Scan #2: International Leadership Dashboard
It’s not just sectors — whole countries are flashing red.
Argentina: -16% YTD, -16% vs SPX.
India Financials: -12% YTD, -20% vs SPX.
Saudi Arabia & Turkey: both rolling over, both weak.
Meanwhile, leadership is abroad in Greece (+63% YTD) and Chinese small caps (+53% YTD). The lesson? Not all global plays are equal. Some markets are worth waiting in line for, most are not.
Scan #3: Sector Breakdown
Defensives are failing too.
Staples: down across 1M, 3M, 6M, 12M. Pure dead weight.
Healthcare: -0.3% YTD, -12% over 12 months. That’s not leadership.
Utilities: negative short-term (1M time frame)
In a reflationary regime, this makes sense. Money doesn’t hide in “safe havens.” It flows toward cyclicals, growth, and commodities.
Why This Makes Sense in Reflation
The flipside of weakness is confirmation of strength.
Industrials: +15% YTD.
Small Caps: strong across every timeframe.

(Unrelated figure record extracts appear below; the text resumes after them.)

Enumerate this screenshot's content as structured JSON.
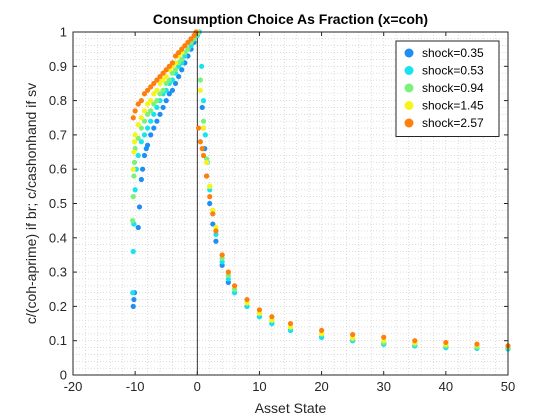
{
  "chart_data": {
    "type": "scatter",
    "title": "Consumption Choice As Fraction (x=coh)",
    "xlabel": "Asset State",
    "ylabel": "c/(coh-aprime) if br; c/cashonhand if sv",
    "xlim": [
      -20,
      50
    ],
    "ylim": [
      0,
      1
    ],
    "xticks": [
      -20,
      -10,
      0,
      10,
      20,
      30,
      40,
      50
    ],
    "yticks": [
      0,
      0.1,
      0.2,
      0.3,
      0.4,
      0.5,
      0.6,
      0.7,
      0.8,
      0.9,
      1
    ],
    "grid": "minor-dotted",
    "legend_position": "top-right",
    "vertical_line_x": 0,
    "series": [
      {
        "name": "shock=0.35",
        "color": "#1f8ef2",
        "x": [
          -10.3,
          -10.2,
          -10.1,
          -9.5,
          -9.3,
          -9.0,
          -8.8,
          -8.5,
          -8.2,
          -8.0,
          -7.5,
          -7.0,
          -6.5,
          -6.0,
          -5.5,
          -5.0,
          -4.5,
          -4.0,
          -3.5,
          -3.0,
          -2.5,
          -2.0,
          -1.5,
          -1.0,
          -0.5,
          0.0,
          0.3,
          0.8,
          1.0,
          1.2,
          1.5,
          2.0,
          2.5,
          3.0,
          4.0,
          5.0,
          6.0,
          8.0,
          10.0,
          12.0,
          15.0,
          20.0,
          25.0,
          30.0,
          35.0,
          40.0,
          45.0,
          50.0
        ],
        "y": [
          0.2,
          0.22,
          0.24,
          0.43,
          0.49,
          0.57,
          0.6,
          0.64,
          0.66,
          0.67,
          0.7,
          0.72,
          0.74,
          0.76,
          0.78,
          0.8,
          0.82,
          0.83,
          0.85,
          0.87,
          0.89,
          0.91,
          0.93,
          0.95,
          0.97,
          0.99,
          1.0,
          0.78,
          0.72,
          0.66,
          0.58,
          0.5,
          0.44,
          0.39,
          0.32,
          0.27,
          0.24,
          0.2,
          0.17,
          0.15,
          0.13,
          0.11,
          0.1,
          0.09,
          0.085,
          0.08,
          0.078,
          0.076
        ]
      },
      {
        "name": "shock=0.53",
        "color": "#17e3f0",
        "x": [
          -10.4,
          -10.3,
          -10.2,
          -10.0,
          -9.8,
          -9.5,
          -9.0,
          -8.5,
          -8.0,
          -7.5,
          -7.0,
          -6.5,
          -6.0,
          -5.5,
          -5.0,
          -4.5,
          -4.0,
          -3.5,
          -3.0,
          -2.5,
          -2.0,
          -1.5,
          -1.0,
          -0.5,
          0.0,
          0.3,
          0.7,
          1.0,
          1.3,
          1.6,
          2.0,
          2.5,
          3.0,
          4.0,
          5.0,
          6.0,
          8.0,
          10.0,
          12.0,
          15.0,
          20.0,
          25.0,
          30.0,
          35.0,
          40.0,
          45.0,
          50.0
        ],
        "y": [
          0.24,
          0.36,
          0.44,
          0.54,
          0.6,
          0.64,
          0.68,
          0.7,
          0.72,
          0.74,
          0.76,
          0.78,
          0.8,
          0.82,
          0.83,
          0.85,
          0.86,
          0.88,
          0.9,
          0.91,
          0.93,
          0.95,
          0.96,
          0.98,
          0.99,
          1.0,
          0.9,
          0.8,
          0.7,
          0.62,
          0.54,
          0.47,
          0.41,
          0.33,
          0.28,
          0.24,
          0.2,
          0.17,
          0.15,
          0.13,
          0.11,
          0.1,
          0.09,
          0.085,
          0.08,
          0.078,
          0.076
        ]
      },
      {
        "name": "shock=0.94",
        "color": "#7af27a",
        "x": [
          -10.4,
          -10.3,
          -10.2,
          -10.1,
          -10.0,
          -9.5,
          -9.0,
          -8.5,
          -8.0,
          -7.5,
          -7.0,
          -6.5,
          -6.0,
          -5.5,
          -5.0,
          -4.5,
          -4.0,
          -3.5,
          -3.0,
          -2.5,
          -2.0,
          -1.5,
          -1.0,
          -0.5,
          0.0,
          0.5,
          1.0,
          1.5,
          2.0,
          2.5,
          3.0,
          4.0,
          5.0,
          6.0,
          8.0,
          10.0,
          12.0,
          15.0,
          20.0,
          25.0,
          30.0,
          35.0,
          40.0,
          45.0,
          50.0
        ],
        "y": [
          0.45,
          0.52,
          0.58,
          0.62,
          0.66,
          0.69,
          0.72,
          0.74,
          0.76,
          0.77,
          0.79,
          0.8,
          0.82,
          0.83,
          0.85,
          0.86,
          0.88,
          0.89,
          0.91,
          0.92,
          0.94,
          0.95,
          0.97,
          0.98,
          0.995,
          0.86,
          0.74,
          0.63,
          0.55,
          0.48,
          0.42,
          0.34,
          0.29,
          0.25,
          0.21,
          0.18,
          0.16,
          0.14,
          0.12,
          0.105,
          0.095,
          0.09,
          0.085,
          0.082,
          0.08
        ]
      },
      {
        "name": "shock=1.45",
        "color": "#f5f51c",
        "x": [
          -10.3,
          -10.2,
          -10.1,
          -10.0,
          -9.5,
          -9.0,
          -8.5,
          -8.0,
          -7.5,
          -7.0,
          -6.5,
          -6.0,
          -5.5,
          -5.0,
          -4.5,
          -4.0,
          -3.5,
          -3.0,
          -2.5,
          -2.0,
          -1.5,
          -1.0,
          -0.5,
          0.0,
          0.5,
          1.0,
          1.5,
          2.0,
          2.5,
          3.0,
          4.0,
          5.0,
          6.0,
          8.0,
          10.0,
          12.0,
          15.0,
          20.0,
          25.0,
          30.0,
          35.0,
          40.0,
          45.0,
          50.0
        ],
        "y": [
          0.6,
          0.65,
          0.68,
          0.7,
          0.73,
          0.75,
          0.77,
          0.79,
          0.8,
          0.82,
          0.83,
          0.85,
          0.86,
          0.87,
          0.89,
          0.9,
          0.91,
          0.93,
          0.94,
          0.96,
          0.97,
          0.98,
          0.99,
          1.0,
          0.83,
          0.72,
          0.62,
          0.55,
          0.48,
          0.43,
          0.35,
          0.3,
          0.26,
          0.21,
          0.18,
          0.16,
          0.14,
          0.12,
          0.108,
          0.1,
          0.094,
          0.09,
          0.087,
          0.085
        ]
      },
      {
        "name": "shock=2.57",
        "color": "#ff7f0e",
        "x": [
          -10.3,
          -10.0,
          -9.5,
          -9.0,
          -8.5,
          -8.0,
          -7.5,
          -7.0,
          -6.5,
          -6.0,
          -5.5,
          -5.0,
          -4.5,
          -4.0,
          -3.5,
          -3.0,
          -2.5,
          -2.0,
          -1.5,
          -1.0,
          -0.5,
          -0.2,
          0.2,
          0.5,
          0.8,
          1.0,
          1.5,
          2.0,
          2.5,
          3.0,
          4.0,
          5.0,
          6.0,
          8.0,
          10.0,
          12.0,
          15.0,
          20.0,
          25.0,
          30.0,
          35.0,
          40.0,
          45.0,
          50.0
        ],
        "y": [
          0.75,
          0.77,
          0.79,
          0.8,
          0.82,
          0.83,
          0.84,
          0.85,
          0.86,
          0.87,
          0.88,
          0.89,
          0.9,
          0.91,
          0.93,
          0.94,
          0.95,
          0.96,
          0.97,
          0.98,
          0.99,
          1.0,
          0.72,
          0.68,
          0.66,
          0.64,
          0.58,
          0.52,
          0.47,
          0.42,
          0.35,
          0.3,
          0.26,
          0.22,
          0.19,
          0.17,
          0.15,
          0.13,
          0.118,
          0.11,
          0.1,
          0.095,
          0.09,
          0.085
        ]
      }
    ]
  }
}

IPO Index: +16% YTD, +29% over 12 months. Speculation is alive.
Metals & Mining: +46% YTD. The clearest confirmation of a commodity bull market getting started.
This is what a reflationary environment looks like. Capital moves toward growth, risk-on assets, and real-economy plays. The laggards we just walked through don’t fit that playbook.
The Value of Knowing What Not to Do
Everyone obsesses about winners. But avoiding losers is just as important.
Think about the portfolios sitting heavy in Staples, Healthcare, or Argentina right now. The opportunity cost is massive. It’s not just lost capital — it’s missing out on the sectors that are actually compounding.
That’s why I say we love the unloved. Not because we’re buyers. But because identifying the unloved helps us avoid wasting time and capital.
The Takeaway
Standing in line at the passport office yesterday, watching inefficiency unfold, I realized something: the market is full of the same traps.
You don’t beat the market by pretending they don’t exist. You beat it by spotting them and stepping aside.
Right now, the scans are crystal clear:
Transportation, Biotech, and Bitcoin aren’t leading.
Argentina, India Financials, Saudi Arabia, and Turkey are laggards globally.
Staples, Healthcare, and Utilities are dead money in sectors.
These are the passport offices of the market. Messy, inefficient, not worth the wait.
Meanwhile, Gold Miners, Industrials, Small Caps, IPOs, international stocks and Metals & Mining are the open highways. That’s where capital flows. That’s where opportunity compounds.
I wasn’t built for standing in lines. I was built for motion. For chaos. For speed.
And this market is telling us the same thing: stop waiting around. Avoid the passport offices. Stay on the highway.